愛とロマンな日常

愛とロマンな日常

私の私による私のためのブログ

風立ちぬ-松田聖子 歌詞考察

ここ数日で、俄かに秋めいてきましたね。なぜかモノ悲しい気分になる季節です。仕事さえなければ、そんな気分に浸るため、旅にでも出てしまいたくなります。

ま、実際には仕事をほっぽり出すわけにも行きませんので、この曲で気分に浸りましょう。

1981年10月にリリースされた松田聖子の7作目のシングル。グリコポッキーのCMとして起用されましたので、印象に残っている方も多いのではないでしょうか。

www.utamap.com

小説風立ちぬがモチーフだったことを忘れずに歌詞を聞きましょう

風立ちぬ~心の旅人

モチーフは1938年に発表された堀辰雄の 同名の中編小説。風立ちぬ、のぬは、過去・完了の助動詞、風が立った、の意。重い病に冒されたヒロインとの日々を通して、主人公が死と生の意味を問う作品です。実は重い内容のテーマなんですよね。

涙顔~フリージア

秋の歌なのですが、季節とは関係のないスミレ、ひまわり、フリージアが出てきます。モデルとなっている女性が愛した花々なのでしょうか。

高原の~サヨナラ

小説 風立ちぬでは、高原に位置するサナトリウムが主要な舞台のひとつとなります。松田聖子さんの健康的なイメージからは、連想しづらいのですが、この曲の主人公は、小説風立ちぬのヒロインなのでしょうか。風のインクという、実在しないもので手紙を認めるというくだりも、考えてみればミステリアスな表現です。

振り向けば~ゆけそうね

一人で生きてゆけそうなのは、「私 」ではなく、「あなた」なのかもしれません。どこかからか、振り向いて色付く草原に佇む「あなた」を見ているのだとしたら、どうもしっくり来るようです。

首に巻く~サヨナラ

サヨナラ、別れの歌であることに間違いはないようです。そして、小説風立ちぬがモチーフなのであれば、この別れは、ただの恋愛の別れではなさそうです。

風立ちぬ~あなたの胸に

「風は立った」のです。 でもあなたには生きていって欲しい。私はあなたの胸に帰りたいけど、もう二度と帰れなくなってしまった。

風立ちぬ~心の旅人

心の旅人。これが風立ちぬじゃなければ、恋に破れ、一人になった心をさすのでしょうが、それではなんのために風立ちぬなのかわかりません。では、風立ちぬ的な心の旅人とは、どういう状態を指すのでしょうか。

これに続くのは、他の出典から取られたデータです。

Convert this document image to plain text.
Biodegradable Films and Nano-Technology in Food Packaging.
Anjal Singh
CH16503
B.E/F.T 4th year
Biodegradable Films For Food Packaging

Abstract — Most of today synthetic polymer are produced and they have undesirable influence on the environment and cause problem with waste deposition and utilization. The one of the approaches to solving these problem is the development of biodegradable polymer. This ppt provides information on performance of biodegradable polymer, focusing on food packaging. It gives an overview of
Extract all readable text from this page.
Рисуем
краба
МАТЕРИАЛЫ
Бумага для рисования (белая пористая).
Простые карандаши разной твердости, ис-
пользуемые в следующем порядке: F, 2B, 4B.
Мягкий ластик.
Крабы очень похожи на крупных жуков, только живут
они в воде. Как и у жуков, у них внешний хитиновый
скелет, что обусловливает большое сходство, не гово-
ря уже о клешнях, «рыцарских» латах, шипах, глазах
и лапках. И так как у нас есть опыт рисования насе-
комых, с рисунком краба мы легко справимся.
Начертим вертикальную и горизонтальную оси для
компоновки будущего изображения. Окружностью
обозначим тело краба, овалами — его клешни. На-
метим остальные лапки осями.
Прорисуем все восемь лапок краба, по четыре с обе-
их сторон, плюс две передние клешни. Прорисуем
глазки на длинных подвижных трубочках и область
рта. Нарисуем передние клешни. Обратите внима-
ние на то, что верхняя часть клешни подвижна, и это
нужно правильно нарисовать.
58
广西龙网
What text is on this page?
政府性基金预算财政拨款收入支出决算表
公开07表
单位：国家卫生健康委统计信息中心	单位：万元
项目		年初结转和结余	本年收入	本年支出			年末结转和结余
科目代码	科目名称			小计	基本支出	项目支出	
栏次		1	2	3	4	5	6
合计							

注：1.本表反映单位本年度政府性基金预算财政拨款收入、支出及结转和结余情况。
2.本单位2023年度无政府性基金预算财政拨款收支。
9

歌い手が松田聖子さんだから歌詞がここまで昇華されたのでしょう

性格は~フリージア

純文学のヒロイン=湿っぽいという先入観を払拭したいヒロインの思い。その思いを花々に託した表現かなと思います。

心配は~サヨナラ

ヒロインは心配されるような境遇に陥っているようですね。でも、永遠の別れも、新しい旅立ちの一つでしかないのだから、心配しないでほしいと言っているように聞こえます。

草の葉に~あなたの笑顔

草の葉に口づけるなんて経験、あなたにありますか。そこまで思いつめるほどの恋愛ってなかなかできないですよね。

想い出に~不思議な旅です

想い出が眩し過ぎて、目を伏せる。いったいどんな境遇の中で、ヒロインは「あなた」を思い出しているのでしょうか。今の旅が、なぜ、「不思議な」旅なのでしょうか。

小説風立ちぬとこの曲、この歌詞とのリンク

風立ちぬ~あなたの胸に

穿った言い方をすれば、主人公は「風立ちぬ」のヒロインですので、そのヒロイン自身が亡くなった後で前世を振り返って歌っているのかなとおもってしまいます。穿ち過ぎ、考えすぎでしょうか。

風立ちぬ~心の旅人 

でもそう考えれば、曲の題名も、そのほかの独特な表現もすべて納得ができるのです。そう考えると、ものすごく切ない歌ですね。そして、モチーフとなった小説風立ちぬを見事に表現出来ている歌詞だと思います。

そして、それをジメジメとさせない松田聖子さんの天性の陽性のオーラに改めて感心する次第です。